Tunic fait même peur dans sa première heure, pas vraiment accueillant, difficile dans ses combats. On nous donne bien un premier objectif simple (sonner la cloche de l'est, puis de l'ouest), une première page de manuel assez simple à comprendre, mais on se fait violenter, et on peine à prendre nos marques dans ce monde.
Et puis tout s'ouvre, tout s'éclaire. D'autres pages viennent s'ajouter, on découvre des raccourcis, on nous outille un peu mieux. On comprend comment marche ce manuel qu'on nous distille page par page. On apprend à le décrypter, puis on passe la moitié du temps de jeu dedans.
La carte étriquée devient ouverte, grande mais plus simple à parcourir.

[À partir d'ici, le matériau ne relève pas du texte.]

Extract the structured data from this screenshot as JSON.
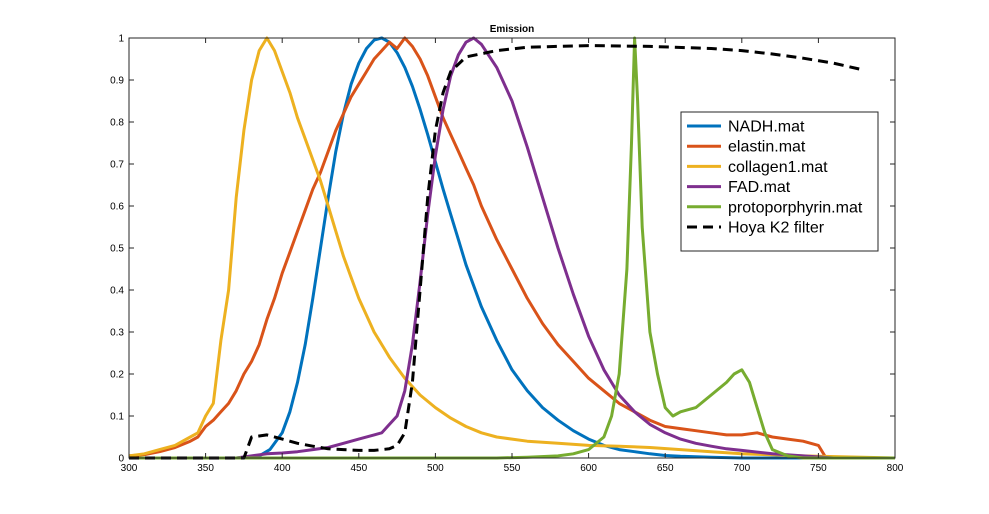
{
  "chart_data": {
    "type": "line",
    "title": "Emission",
    "xlabel": "",
    "ylabel": "",
    "xlim": [
      300,
      800
    ],
    "ylim": [
      0,
      1
    ],
    "xticks": [
      300,
      350,
      400,
      450,
      500,
      550,
      600,
      650,
      700,
      750,
      800
    ],
    "yticks": [
      0,
      0.1,
      0.2,
      0.3,
      0.4,
      0.5,
      0.6,
      0.7,
      0.8,
      0.9,
      1
    ],
    "xtick_labels": [
      "300",
      "350",
      "400",
      "450",
      "500",
      "550",
      "600",
      "650",
      "700",
      "750",
      "800"
    ],
    "ytick_labels": [
      "0",
      "0.1",
      "0.2",
      "0.3",
      "0.4",
      "0.5",
      "0.6",
      "0.7",
      "0.8",
      "0.9",
      "1"
    ],
    "grid": false,
    "legend_position": "right",
    "series": [
      {
        "name": "NADH.mat",
        "color": "#0072BD",
        "dash": "solid",
        "points": [
          [
            300,
            0
          ],
          [
            370,
            0
          ],
          [
            385,
            0.005
          ],
          [
            392,
            0.02
          ],
          [
            400,
            0.06
          ],
          [
            405,
            0.11
          ],
          [
            410,
            0.18
          ],
          [
            415,
            0.27
          ],
          [
            420,
            0.38
          ],
          [
            425,
            0.5
          ],
          [
            430,
            0.62
          ],
          [
            435,
            0.73
          ],
          [
            440,
            0.82
          ],
          [
            445,
            0.89
          ],
          [
            450,
            0.94
          ],
          [
            455,
            0.975
          ],
          [
            460,
            0.995
          ],
          [
            465,
            1.0
          ],
          [
            470,
            0.99
          ],
          [
            475,
            0.965
          ],
          [
            480,
            0.93
          ],
          [
            485,
            0.885
          ],
          [
            490,
            0.83
          ],
          [
            495,
            0.77
          ],
          [
            500,
            0.705
          ],
          [
            505,
            0.64
          ],
          [
            510,
            0.58
          ],
          [
            515,
            0.52
          ],
          [
            520,
            0.46
          ],
          [
            525,
            0.41
          ],
          [
            530,
            0.36
          ],
          [
            540,
            0.28
          ],
          [
            550,
            0.21
          ],
          [
            560,
            0.16
          ],
          [
            570,
            0.12
          ],
          [
            580,
            0.09
          ],
          [
            590,
            0.065
          ],
          [
            600,
            0.045
          ],
          [
            610,
            0.03
          ],
          [
            620,
            0.02
          ],
          [
            630,
            0.015
          ],
          [
            640,
            0.01
          ],
          [
            650,
            0.006
          ],
          [
            660,
            0.004
          ],
          [
            680,
            0.002
          ],
          [
            700,
            0.0
          ],
          [
            800,
            0
          ]
        ]
      },
      {
        "name": "elastin.mat",
        "color": "#D95319",
        "dash": "solid",
        "points": [
          [
            300,
            0.005
          ],
          [
            310,
            0.008
          ],
          [
            320,
            0.015
          ],
          [
            330,
            0.025
          ],
          [
            340,
            0.04
          ],
          [
            345,
            0.05
          ],
          [
            350,
            0.075
          ],
          [
            355,
            0.09
          ],
          [
            360,
            0.11
          ],
          [
            365,
            0.13
          ],
          [
            370,
            0.16
          ],
          [
            375,
            0.2
          ],
          [
            380,
            0.23
          ],
          [
            385,
            0.27
          ],
          [
            390,
            0.33
          ],
          [
            395,
            0.38
          ],
          [
            400,
            0.44
          ],
          [
            405,
            0.49
          ],
          [
            410,
            0.54
          ],
          [
            415,
            0.59
          ],
          [
            420,
            0.64
          ],
          [
            425,
            0.68
          ],
          [
            430,
            0.73
          ],
          [
            435,
            0.78
          ],
          [
            440,
            0.82
          ],
          [
            445,
            0.86
          ],
          [
            450,
            0.89
          ],
          [
            455,
            0.92
          ],
          [
            460,
            0.95
          ],
          [
            465,
            0.97
          ],
          [
            470,
            0.99
          ],
          [
            475,
            0.975
          ],
          [
            480,
            1.0
          ],
          [
            485,
            0.98
          ],
          [
            490,
            0.95
          ],
          [
            495,
            0.91
          ],
          [
            500,
            0.86
          ],
          [
            505,
            0.81
          ],
          [
            510,
            0.77
          ],
          [
            515,
            0.73
          ],
          [
            520,
            0.69
          ],
          [
            525,
            0.65
          ],
          [
            530,
            0.6
          ],
          [
            540,
            0.52
          ],
          [
            550,
            0.45
          ],
          [
            560,
            0.38
          ],
          [
            570,
            0.32
          ],
          [
            580,
            0.27
          ],
          [
            590,
            0.23
          ],
          [
            600,
            0.19
          ],
          [
            610,
            0.16
          ],
          [
            620,
            0.13
          ],
          [
            630,
            0.11
          ],
          [
            640,
            0.09
          ],
          [
            650,
            0.075
          ],
          [
            660,
            0.07
          ],
          [
            670,
            0.065
          ],
          [
            680,
            0.06
          ],
          [
            690,
            0.055
          ],
          [
            700,
            0.055
          ],
          [
            710,
            0.06
          ],
          [
            720,
            0.05
          ],
          [
            730,
            0.045
          ],
          [
            740,
            0.04
          ],
          [
            750,
            0.03
          ],
          [
            755,
            0.0
          ],
          [
            800,
            0
          ]
        ]
      },
      {
        "name": "collagen1.mat",
        "color": "#EDB120",
        "dash": "solid",
        "points": [
          [
            300,
            0.005
          ],
          [
            310,
            0.01
          ],
          [
            320,
            0.02
          ],
          [
            330,
            0.03
          ],
          [
            340,
            0.05
          ],
          [
            345,
            0.06
          ],
          [
            350,
            0.1
          ],
          [
            355,
            0.13
          ],
          [
            360,
            0.28
          ],
          [
            365,
            0.4
          ],
          [
            370,
            0.62
          ],
          [
            375,
            0.78
          ],
          [
            380,
            0.9
          ],
          [
            385,
            0.97
          ],
          [
            390,
            1.0
          ],
          [
            395,
            0.97
          ],
          [
            400,
            0.92
          ],
          [
            405,
            0.87
          ],
          [
            410,
            0.81
          ],
          [
            415,
            0.76
          ],
          [
            420,
            0.71
          ],
          [
            425,
            0.66
          ],
          [
            430,
            0.6
          ],
          [
            435,
            0.54
          ],
          [
            440,
            0.48
          ],
          [
            445,
            0.43
          ],
          [
            450,
            0.38
          ],
          [
            455,
            0.34
          ],
          [
            460,
            0.3
          ],
          [
            465,
            0.27
          ],
          [
            470,
            0.24
          ],
          [
            475,
            0.215
          ],
          [
            480,
            0.19
          ],
          [
            490,
            0.15
          ],
          [
            500,
            0.12
          ],
          [
            510,
            0.095
          ],
          [
            520,
            0.075
          ],
          [
            530,
            0.06
          ],
          [
            540,
            0.05
          ],
          [
            560,
            0.04
          ],
          [
            580,
            0.035
          ],
          [
            600,
            0.03
          ],
          [
            620,
            0.028
          ],
          [
            640,
            0.025
          ],
          [
            660,
            0.02
          ],
          [
            680,
            0.015
          ],
          [
            700,
            0.01
          ],
          [
            740,
            0.005
          ],
          [
            800,
            0
          ]
        ]
      },
      {
        "name": "FAD.mat",
        "color": "#7E2F8E",
        "dash": "solid",
        "points": [
          [
            300,
            0
          ],
          [
            370,
            0
          ],
          [
            380,
            0.005
          ],
          [
            390,
            0.01
          ],
          [
            400,
            0.012
          ],
          [
            410,
            0.015
          ],
          [
            420,
            0.02
          ],
          [
            430,
            0.025
          ],
          [
            440,
            0.035
          ],
          [
            450,
            0.045
          ],
          [
            460,
            0.055
          ],
          [
            465,
            0.06
          ],
          [
            470,
            0.08
          ],
          [
            475,
            0.1
          ],
          [
            480,
            0.16
          ],
          [
            485,
            0.27
          ],
          [
            490,
            0.42
          ],
          [
            495,
            0.58
          ],
          [
            500,
            0.72
          ],
          [
            505,
            0.83
          ],
          [
            510,
            0.91
          ],
          [
            515,
            0.96
          ],
          [
            520,
            0.99
          ],
          [
            525,
            1.0
          ],
          [
            530,
            0.985
          ],
          [
            540,
            0.93
          ],
          [
            550,
            0.85
          ],
          [
            560,
            0.74
          ],
          [
            570,
            0.62
          ],
          [
            580,
            0.5
          ],
          [
            590,
            0.39
          ],
          [
            600,
            0.29
          ],
          [
            610,
            0.21
          ],
          [
            620,
            0.15
          ],
          [
            630,
            0.11
          ],
          [
            640,
            0.08
          ],
          [
            650,
            0.06
          ],
          [
            660,
            0.045
          ],
          [
            670,
            0.035
          ],
          [
            680,
            0.028
          ],
          [
            690,
            0.022
          ],
          [
            700,
            0.018
          ],
          [
            720,
            0.01
          ],
          [
            740,
            0.005
          ],
          [
            760,
            0.0
          ],
          [
            800,
            0
          ]
        ]
      },
      {
        "name": "protoporphyrin.mat",
        "color": "#77AC30",
        "dash": "solid",
        "points": [
          [
            300,
            0
          ],
          [
            540,
            0
          ],
          [
            560,
            0.002
          ],
          [
            580,
            0.005
          ],
          [
            590,
            0.01
          ],
          [
            600,
            0.02
          ],
          [
            610,
            0.05
          ],
          [
            615,
            0.1
          ],
          [
            620,
            0.2
          ],
          [
            625,
            0.45
          ],
          [
            628,
            0.75
          ],
          [
            630,
            1.0
          ],
          [
            632,
            0.85
          ],
          [
            635,
            0.55
          ],
          [
            640,
            0.3
          ],
          [
            645,
            0.2
          ],
          [
            650,
            0.12
          ],
          [
            655,
            0.1
          ],
          [
            660,
            0.11
          ],
          [
            670,
            0.12
          ],
          [
            680,
            0.15
          ],
          [
            690,
            0.18
          ],
          [
            695,
            0.2
          ],
          [
            700,
            0.21
          ],
          [
            705,
            0.18
          ],
          [
            710,
            0.12
          ],
          [
            715,
            0.06
          ],
          [
            720,
            0.02
          ],
          [
            730,
            0.005
          ],
          [
            740,
            0.0
          ],
          [
            800,
            0
          ]
        ]
      },
      {
        "name": "Hoya K2 filter",
        "color": "#000000",
        "dash": "dashed",
        "points": [
          [
            300,
            0
          ],
          [
            375,
            0
          ],
          [
            380,
            0.05
          ],
          [
            390,
            0.055
          ],
          [
            400,
            0.045
          ],
          [
            410,
            0.035
          ],
          [
            420,
            0.028
          ],
          [
            430,
            0.022
          ],
          [
            440,
            0.02
          ],
          [
            450,
            0.018
          ],
          [
            460,
            0.018
          ],
          [
            470,
            0.022
          ],
          [
            475,
            0.03
          ],
          [
            480,
            0.06
          ],
          [
            485,
            0.18
          ],
          [
            490,
            0.4
          ],
          [
            495,
            0.62
          ],
          [
            500,
            0.78
          ],
          [
            505,
            0.87
          ],
          [
            510,
            0.92
          ],
          [
            520,
            0.955
          ],
          [
            540,
            0.97
          ],
          [
            560,
            0.978
          ],
          [
            580,
            0.98
          ],
          [
            600,
            0.982
          ],
          [
            640,
            0.98
          ],
          [
            680,
            0.975
          ],
          [
            700,
            0.97
          ],
          [
            720,
            0.962
          ],
          [
            740,
            0.952
          ],
          [
            760,
            0.94
          ],
          [
            778,
            0.925
          ]
        ]
      }
    ]
  }
}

Enfin, en mid-game, on comprend enfin ce qu'est Tunic, ce qu'il cache, l'histoire de ce monde. Il est en fait un jeu d'aventure et d'énigmes, mâtiné d'action, aux multiples secrets, et montre une maestria façon "The Witness" pour déplier ses couches de gameplay et d'histoire à rythme trépidant, et nous laisser découvrir tout ça par nous-même.
Gros plus: j'y ai joué "en famille", c'est à dire chacun sur notre sauvegarde respective, à se raconter nos périples et avancées. Chacun sur son carnet à griffonner, tester, réussir. Un jeu est capable d'être plus que la somme de ses parties quand il est au-dessus de la moyenne, qu'il a une âme. Tunic est de cette trempe.
C'est de loin notre jeu de l'été, de l'année, un jeu absolument formidable qui devrait plaire, contre toute attente, au plus grand nombre.